We are incredibly indebted to our dear friends and family who helped us accomplish the impossible task of moving out of our house within only two months during summer.  In fact, there are still people helping to maintain things at the U.S. house while we are away until someone rents.  I'm told my favorite plum trees are ready for harvest.  Sigh.

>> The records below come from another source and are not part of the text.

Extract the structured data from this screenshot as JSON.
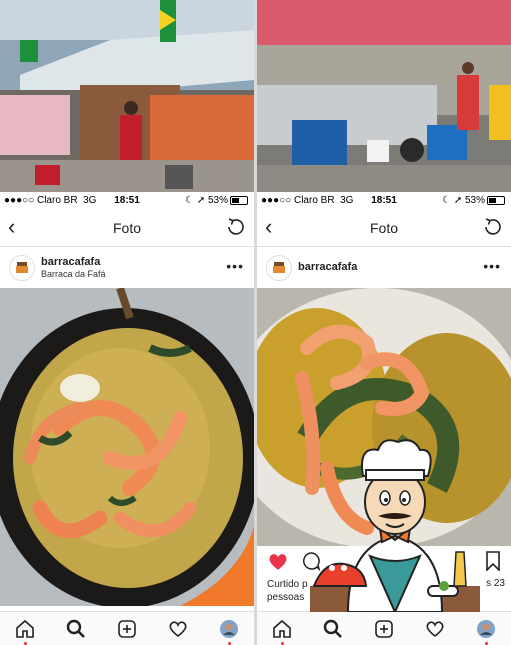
{
  "status_bar": {
    "carrier": "●●●○○ Claro BR",
    "network": "3G",
    "time": "18:51",
    "battery": "53%"
  },
  "left_screen": {
    "nav": {
      "title": "Foto"
    },
    "post": {
      "username": "barracafafa",
      "location": "Barraca da Fafá"
    }
  },
  "right_screen": {
    "nav": {
      "title": "Foto"
    },
    "post": {
      "username": "barracafafa"
    },
    "likes": {
      "line1": "Curtido p",
      "line2": "pessoas",
      "tail": "s 23"
    }
  },
  "colors": {
    "like_red": "#e8334a",
    "accent_orange": "#f07a2a",
    "mustard": "#c99a2a"
  }
}
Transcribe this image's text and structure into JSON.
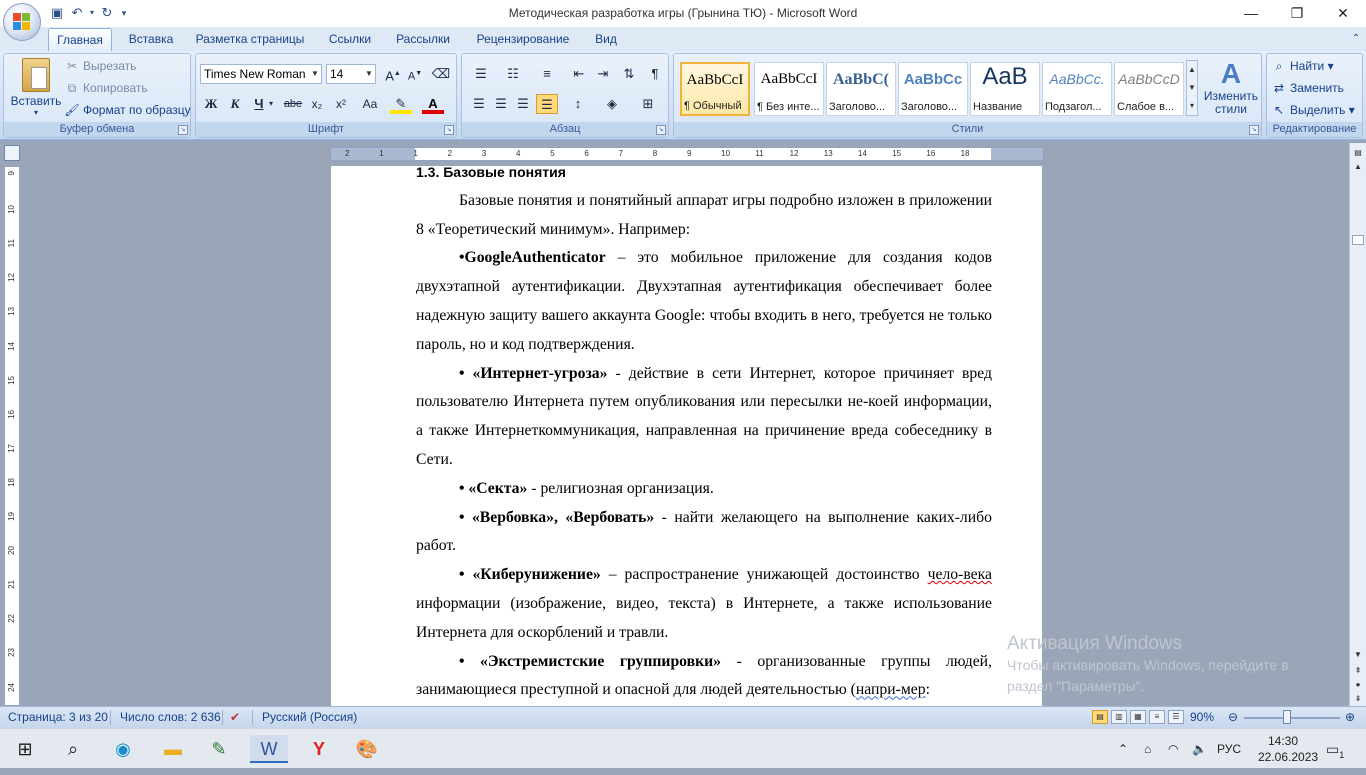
{
  "window": {
    "title": "Методическая разработка игры (Грынина ТЮ) - Microsoft Word"
  },
  "qat": {
    "icons": [
      "save-icon",
      "undo-icon",
      "redo-icon",
      "customize-icon"
    ]
  },
  "tabs": [
    "Главная",
    "Вставка",
    "Разметка страницы",
    "Ссылки",
    "Рассылки",
    "Рецензирование",
    "Вид"
  ],
  "clipboard": {
    "paste": "Вставить",
    "cut": "Вырезать",
    "copy": "Копировать",
    "format": "Формат по образцу",
    "label": "Буфер обмена"
  },
  "font": {
    "name": "Times New Roman",
    "size": "14",
    "label": "Шрифт",
    "bold": "Ж",
    "italic": "К",
    "underline": "Ч",
    "strike": "abe",
    "sub": "x₂",
    "sup": "x²",
    "case": "Aa"
  },
  "paragraph": {
    "label": "Абзац"
  },
  "styles": {
    "label": "Стили",
    "change": "Изменить стили",
    "items": [
      {
        "sample": "AaBbCcI",
        "name": "¶ Обычный"
      },
      {
        "sample": "AaBbCcI",
        "name": "¶ Без инте..."
      },
      {
        "sample": "AaBbC(",
        "name": "Заголово..."
      },
      {
        "sample": "AaBbCc",
        "name": "Заголово..."
      },
      {
        "sample": "AaB",
        "name": "Название"
      },
      {
        "sample": "AaBbCc.",
        "name": "Подзагол..."
      },
      {
        "sample": "AaBbCcD",
        "name": "Слабое в..."
      }
    ]
  },
  "editing": {
    "find": "Найти",
    "replace": "Заменить",
    "select": "Выделить",
    "label": "Редактирование"
  },
  "ruler": {
    "h": [
      "2",
      "1",
      "1",
      "2",
      "3",
      "4",
      "5",
      "6",
      "7",
      "8",
      "9",
      "10",
      "11",
      "12",
      "13",
      "14",
      "15",
      "16",
      "18"
    ],
    "v": [
      "9",
      "10",
      "11",
      "12",
      "13",
      "14",
      "15",
      "16",
      "17",
      "18",
      "19",
      "20",
      "21",
      "22",
      "23",
      "24"
    ]
  },
  "doc": {
    "heading": "1.3.    Базовые понятия",
    "p1": "Базовые понятия и понятийный аппарат игры подробно изложен в приложении 8 «Теоретический минимум». Например:",
    "p2b": "•GoogleAuthenticator",
    "p2": " – это мобильное приложение для создания кодов двухэтапной аутентификации. Двухэтапная аутентификация обеспечивает более надежную защиту вашего аккаунта Google: чтобы входить в него, требуется не только пароль, но и код подтверждения.",
    "p3b": "• «Интернет-угроза»",
    "p3": " - действие в сети Интернет, которое причиняет вред пользователю Интернета путем опубликования или пересылки не-коей информации, а также Интернеткоммуникация, направленная на причинение вреда собеседнику в Сети.",
    "p4b": "• «Секта»",
    "p4": " - религиозная организация.",
    "p5b": "• «Вербовка», «Вербовать»",
    "p5": " - найти желающего на выполнение каких-либо работ.",
    "p6b": "• «Киберунижение»",
    "p6a": " – распространение унижающей достоинство ",
    "p6s": "чело-века",
    "p6c": " информации (изображение, видео, текста) в Интернете, а также использование Интернета для оскорблений и травли.",
    "p7b": "• «Экстремистские группировки»",
    "p7a": " - организованные группы людей, занимающиеся преступной и опасной для людей деятельностью (",
    "p7s": "напри-мер",
    "p7c": ":"
  },
  "watermark": {
    "line1": "Активация Windows",
    "line2": "Чтобы активировать Windows, перейдите в",
    "line3": "раздел \"Параметры\"."
  },
  "status": {
    "page": "Страница: 3 из 20",
    "words": "Число слов: 2 636",
    "lang": "Русский (Россия)",
    "zoom": "90%"
  },
  "taskbar": {
    "lang": "РУС",
    "time": "14:30",
    "date": "22.06.2023",
    "notif": "1"
  }
}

The dream for our time in Sweden that we had when we went home in June has gotten bigger and more amazing.  We've found people to bounce our ideas off of and to whom to be accountable.  We've found that there is so much to do before the dream even begins!  More on this dream, later.

Keep praying for us as you think of us, and we'll do the same for you. 

Time to pick the kiddo up from school.  Let us know how YOU are!








Friday, June 17, 2011

Malmo's Western Harbor! 1 day: Countdown Malmo to Idaho

People have asked me, "Do you like living at Vastra Hamnen" (Western Harbor)? "It's a rather posh place, isn't it?"

The only thing I can see out the windows are apartments and the narrow street-wide sections of sky.  The people next door are often remodeling with a cement drill loud enough to echo through the apartments connected to it, including this one.  Crowds of people get off of tour buses with their cameras and peer into the windows at us.  I tell people about these things.

But I would be lying if I said I never loved walking only one block to the sea, or one block to the grocery store, or one block to my chiropractor.  I have loved the floor plan of the house--especially that every bedroom has a door and the kitchen is full of cupboards.

We've all loved eating at Vespa Pizza, where they've come to know our names and you can watch the people on the promanade who also love looking at the sparkling sea.  I especially love to visit the coffee shop for a quick chai latte on my way to going for a walk or going back home to do housework.

They say Swedes live for summer.  From here, I can see why.   The sky is near, the green park so close to the white sandy beaches surrounding the sparkle of water under the midnight sun--it's possible to forget that nine months of wind and cold ever really happened.  This place is a little piece of heaven.  If you tour Malmo, you have to come here on purpose.  I highly recommend the side trip.

Two things we did right on this big packing day:  We took a nap midway through the day, and we ate at Vespa looking out over the sea.  The packing and cleaning are hardly part of the memory.

To my friends in Idaho, see you soon!  To my Malmo friends, see you in two months!

Thursday, June 16, 2011

Hands! 2 days: Countdown Malmo to Idaho

The handshake of greeting and of meeting,
of those who have welcomed us to this land;
The helping hand of those who have volunteered
to help us pack, clean, store, and move--each time;
The hand raised in warning--for our safety
and for better understanding;
The beautiful hands of pianist, Lorenzo, now gone;
The tool of hand--to grasp, clasp, crimp, pull, push,
twist, wring, wrap, fold, tape, wipe, stir, kneed, wash,
the list goes on, tapped under these hands;
The hand to hold.

Of course hands can be used for ill, but I am thankful today for helpful, useful, soothing hands.